Not fair take, cpuz and hwmonitor are often used on new installations of PCs (or at least for me) to verify hw specs and stuff. Or when I need to do some upgrade work for a desktop computer.
I just go to the trusted site, download what's there and get going. This is not an npm package that a dev is updating on day 0 of its release for being a "human shield", it's literally the first version which comes up when DLing the new software.
Seems like the kind of thing to just have on a bootable thumb drive, to inspect any machine without requiring installation on the fly.
In fact, I think I used to use memtest86+ this way as it is a baked in boot option on Fedora bootable ISO images. (Or at least was in the past, I haven't checked this recently.)
CPU-Z gets updated to recognise new CPUs and memory configs and thus must be downloaded new to recognise the new hardware in a new machine (otherwise it can’t recognise it properly). With Memtest sure but CPU-Z is something you actually need the latest version of when you first fire up a new PC.
OK, so a bootable thumb drive rather than a read-only ISO image?
I mean, it should be possible to give it an update function which you can run from any utility host, rather than requiring a live install at the moment you want to test a new machine.
That update function could do normal package management and repository things with digital signature checks, etc.
And it could be done ahead of time to support sneaker-net scenarios, i.e. where you won't have networking on the new machine that is being burned-in/validated.

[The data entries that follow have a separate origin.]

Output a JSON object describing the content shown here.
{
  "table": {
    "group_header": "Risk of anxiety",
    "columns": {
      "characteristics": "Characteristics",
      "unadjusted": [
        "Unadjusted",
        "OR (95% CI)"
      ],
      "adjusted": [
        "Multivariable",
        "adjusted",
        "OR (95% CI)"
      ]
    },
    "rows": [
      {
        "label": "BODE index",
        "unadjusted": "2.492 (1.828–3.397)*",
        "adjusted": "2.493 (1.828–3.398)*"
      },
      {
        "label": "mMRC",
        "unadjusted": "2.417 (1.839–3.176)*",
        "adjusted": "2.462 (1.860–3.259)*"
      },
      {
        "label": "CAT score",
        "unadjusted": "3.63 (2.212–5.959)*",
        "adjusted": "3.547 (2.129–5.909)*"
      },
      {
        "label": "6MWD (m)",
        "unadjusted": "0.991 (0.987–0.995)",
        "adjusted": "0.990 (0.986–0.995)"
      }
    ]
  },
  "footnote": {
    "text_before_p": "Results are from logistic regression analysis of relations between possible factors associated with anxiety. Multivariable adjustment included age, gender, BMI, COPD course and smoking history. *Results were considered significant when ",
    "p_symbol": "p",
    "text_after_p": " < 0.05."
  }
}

Is there a tool out there that you can put software releases into and it will tell you how safe it is? I don't seem to be able to buy anything to do this. Crowdstrike and other modern antivirus may react to it once it's on a device, SAST / SCA tooling will help with CVEs, but there's nothing I can give my users where they can put in some piece of random software and get a reputation metric out the other side, is there?
> put in some piece of random software and get a reputation metric out the other side
Well, the enterprise version of ms defender will not only react to it if it does something "weird", but will specifically look at its "reputation" before it runs at all.
However, as another commenter pointed out, this generates a ton of false positives. Basically everything that's "brand new" is liable to trigger it. Think your freshly compiled hellow_world.exe. So, all in all, people may no longer pay attention to it and just click through all warnings.
I run software downloads through VirusTotal before installing or using. And I scan all releases I make on PortableApps.com through it as well. (Except those that are bigger than the max size in which case those get scanned with Defender, ClamAV, and at least one commercial Windows antivirus.)
Not exactly for software (although there is such section) but I use end of life [0] website. Besides time when certain software will be outdated it also tells you their release time.
I’m not one to chase the new and shiny, but how do you know a nominally months-old software package isn’t a newly compromised version at the time you download it?
I don't know about other managers, but nixpkgs has hashes of the package I'm installing, and is a git repo, so I can easily detect a history rewrite, and I have the full history of package changes over time. Since it's a git repo, I can also easily install things as of a given time.
You probably know this, but a note for the benefit of people who don’t. The entire git history, including metadata, can be modified. Unless you have an independent offline remote to compare to, this method is not 100% guaranteed to detect tampering in all cases, for example if the nixpkgs repo is compromised (or your machines’ connection to your git forge is being MITM’d)
Windows has this thing called digital signing with certificates that Linux users like to pretend doesn't exist or in the case of yesterday's Wireguard / VeraCrypt discussion, think it's an evil capitalist scheme to control the world.
Digital signing on Windows predates Mac developer certificates by years but arguably wasn't widely used outside of security-paranoid organizations.
Before someone says Linux offers GPG signing it's mostly useless without a central PKI. Developers offer the public key for download on the same server as the software. If someone uploaded compromised software, surely they would replace the key with their own.
I hope you don't think that waiting a month will protect you. Malicious software can wait to be triggered months or years before anything malicious happens.
It helps. If I were a malware/backdoor author, I have the choice to make it lie idle for a couple months; this would help me get more victims, BUT it gives more time for someone to notice it BEFORE I get any victims at all.
Whereas if it is active immediately, I'm likely to get at least a few victims.
I just go to the trusted site, download what's there and get going. This is not an npm package that a dev is updating on day 0 of its release for being a "human shield", it's literally the first version which comes up when DLing the new software.